Arthroscopy: First described by Romeo and Larson, arthroscopy is a safe and minimally invasive technique for the treatment of PT. It presents reduced post operative pain and knee stiffness, and patients can return to activities faster than those who underwent the open procedure. The arthroscopic procedure includes arthroscopic shaving, release of post paratenon and bony denervation and resectioning of the inferior pole of the patella [21,43,69,72]. Willberg L et al., compared the arthroscopic shaving technique with sclerosing injection in 45 patients in a randomised control trial [43]. No specific rehabilitation protocol was given for both groups, and the patients were advised to progress to full tendon loading after two weeks. A 12 month follow-up confirmed the superiority of arthroscopic shaving in terms of the VAS score. The VAS score improved from 69±17 to 41±29 in the injection group and from 77±14 to 13±19 in the arthroscopic shaving group.

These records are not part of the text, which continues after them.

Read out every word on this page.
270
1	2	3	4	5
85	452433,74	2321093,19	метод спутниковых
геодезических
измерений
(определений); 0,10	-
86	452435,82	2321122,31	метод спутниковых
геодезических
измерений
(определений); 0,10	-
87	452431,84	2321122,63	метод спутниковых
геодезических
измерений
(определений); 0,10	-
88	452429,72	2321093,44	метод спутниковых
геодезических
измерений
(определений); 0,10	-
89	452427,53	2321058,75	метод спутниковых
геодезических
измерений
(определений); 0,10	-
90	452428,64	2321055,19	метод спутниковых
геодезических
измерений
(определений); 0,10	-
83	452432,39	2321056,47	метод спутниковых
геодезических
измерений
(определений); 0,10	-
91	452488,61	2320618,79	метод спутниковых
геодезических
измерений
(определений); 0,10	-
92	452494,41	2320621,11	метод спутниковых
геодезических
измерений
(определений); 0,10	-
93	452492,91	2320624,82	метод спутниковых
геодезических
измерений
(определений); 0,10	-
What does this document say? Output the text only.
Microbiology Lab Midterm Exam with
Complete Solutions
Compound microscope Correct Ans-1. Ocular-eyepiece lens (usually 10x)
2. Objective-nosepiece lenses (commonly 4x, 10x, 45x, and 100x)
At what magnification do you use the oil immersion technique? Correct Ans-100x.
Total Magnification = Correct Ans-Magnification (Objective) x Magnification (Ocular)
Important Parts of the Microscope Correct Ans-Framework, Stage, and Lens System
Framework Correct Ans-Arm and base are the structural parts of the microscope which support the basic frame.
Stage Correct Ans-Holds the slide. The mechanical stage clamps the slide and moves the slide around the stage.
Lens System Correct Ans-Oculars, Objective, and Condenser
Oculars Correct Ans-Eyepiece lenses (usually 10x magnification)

Patellar tendinitis or jumper’s knee is common in jumping athletes and in those who play sports that involves jumping activities. It is a degenerative condition rather than an inflammatory condition. Conservative management consists of eccentric exercises, which give good results. Other treatment options such as ESWT and injection therapies, including PRP and hyaluronic acid injection, also provide promising results. When conservative treatment fails, surgical management is recommended. Although both open and arthroscopic surgeries provide good results, the arthroscopic method is more recommended because it provides faster recovery and faster return to sports activities.